OFF-TOPIC, but interesting if you're a trivia fan.
On Tue, 15 Jul 2003 10:12:29 +1000, Gordon Woolf
<gwoolf.DeleteThis@netspace.net.au> dijo:
>Some interesting stuff on your website, but isn't the correlation
>between place names and dialing codes that you find so surprising just
>that the numbers all started out as exchange names. I still recall my
>first UK phone number from 40 years ago -- Loughton 1545. Then it
>became LOU 1545, then 508 1545, and they dropped the letters from
>phone dials. Now letters are back, and, guess what, 508 is still one
>of LOUghton's codes, and it still tranlates back to LOU, though most
>of the numbers there now have other digits in front such as 8508
The same thing happened in the U.S. and Canada, except that in most
areas we used just the first two letters + a number, followed by a
four-digit number. When I was a child our number was ATwater 3-3425.
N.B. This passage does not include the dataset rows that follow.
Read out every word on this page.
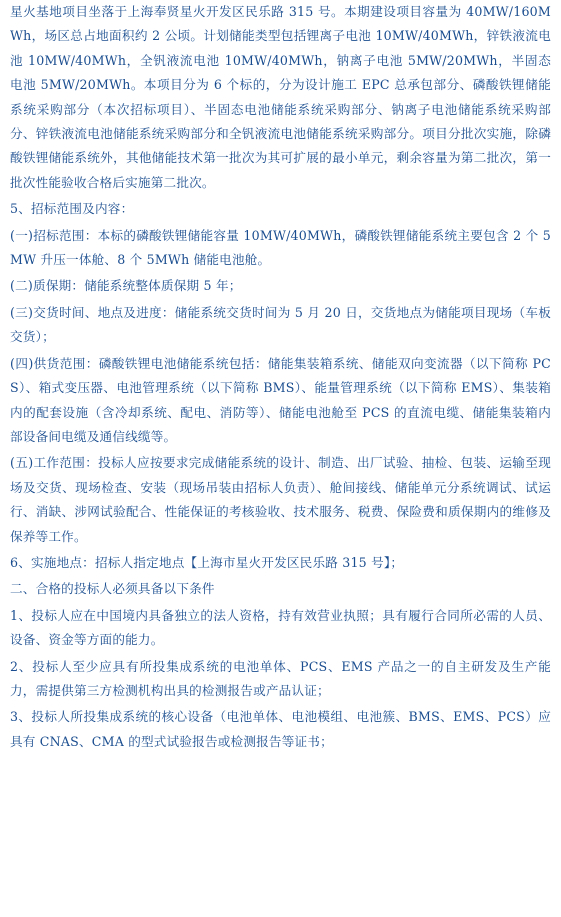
星火基地项目坐落于上海奉贤星火开发区民乐路 315 号。本期建设项目容量为 40MW/160MWh，场区总占地面积约 2 公顷。计划储能类型包括锂离子电池 10MW/40MWh，锌铁液流电池 10MW/40MWh，全钒液流电池 10MW/40MWh，钠离子电池 5MW/20MWh，半固态电池 5MW/20MWh。本项目分为 6 个标的，分为设计施工 EPC 总承包部分、磷酸铁锂储能系统采购部分（本次招标项目）、半固态电池储能系统采购部分、钠离子电池储能系统采购部分、锌铁液流电池储能系统采购部分和全钒液流电池储能系统采购部分。项目分批次实施，除磷酸铁锂储能系统外，其他储能技术第一批次为其可扩展的最小单元，剩余容量为第二批次，第一批次性能验收合格后实施第二批次。

5、招标范围及内容：

(一)招标范围：本标的磷酸铁锂储能容量 10MW/40MWh，磷酸铁锂储能系统主要包含 2 个 5MW 升压一体舱、8 个 5MWh 储能电池舱。

(二)质保期：储能系统整体质保期 5 年；

(三)交货时间、地点及进度：储能系统交货时间为 5 月 20 日，交货地点为储能项目现场（车板交货）；

(四)供货范围：磷酸铁锂电池储能系统包括：储能集装箱系统、储能双向变流器（以下简称 PCS）、箱式变压器、电池管理系统（以下简称 BMS）、能量管理系统（以下简称 EMS）、集装箱内的配套设施（含冷却系统、配电、消防等）、储能电池舱至 PCS 的直流电缆、储能集装箱内部设备间电缆及通信线缆等。

(五)工作范围：投标人应按要求完成储能系统的设计、制造、出厂试验、抽检、包装、运输至现场及交货、现场检查、安装（现场吊装由招标人负责）、舱间接线、储能单元分系统调试、试运行、消缺、涉网试验配合、性能保证的考核验收、技术服务、税费、保险费和质保期内的维修及保养等工作。

6、实施地点：招标人指定地点【上海市星火开发区民乐路 315 号】；

二、合格的投标人必须具备以下条件

1、投标人应在中国境内具备独立的法人资格，持有效营业执照；具有履行合同所必需的人员、设备、资金等方面的能力。

2、投标人至少应具有所投集成系统的电池单体、PCS、EMS 产品之一的自主研发及生产能力，需提供第三方检测机构出具的检测报告或产品认证；

3、投标人所投集成系统的核心设备（电池单体、电池模组、电池簇、BMS、EMS、PCS）应具有 CNAS、CMA 的型式试验报告或检测报告等证书；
Now that number would be 283-3425. When a business put their number on
a calendar or letterhead they usually wrote out the name, capitalizing
the first two letters.
A more interesting historical note that most USans probably aren't
aware of is the origin of the zip codes (postal codes). Long before
zip codes were created many cities had gone to a numbering system for
their postal stations and branches. Thus, the last line of our address
was "Portland 17, Oregon." When zip codes came in, the cities were
given a three-digit code and the branch office code was appended at
the end. Portland was given 972, so our old house is now in "Portland,
Oregon 97217."
The public thinks there is some mysterious method to the way the
numbers are created, like sequential zip codes must be geographically
very close together. In fact, when the cities originally created their
two-digit code for their branch offices, they just assigned them in
alphabetical order according to the name of the branch. We lived near
Kenton Station, which was number 17 on the list. Numbers 16 and 18 are
for branch offices alphabetically adjacent, but the actual branches
are located clear across town. Of course, the alphabetization scheme
was just for the original city codes; since then new stations have
been built and old ones torn down, so the numbers don't go perfectly
alphabetically any more. But if you look at an alphabetical list of
postal stations and branches for a U.S. city you can still see the
remains of the original numbering system.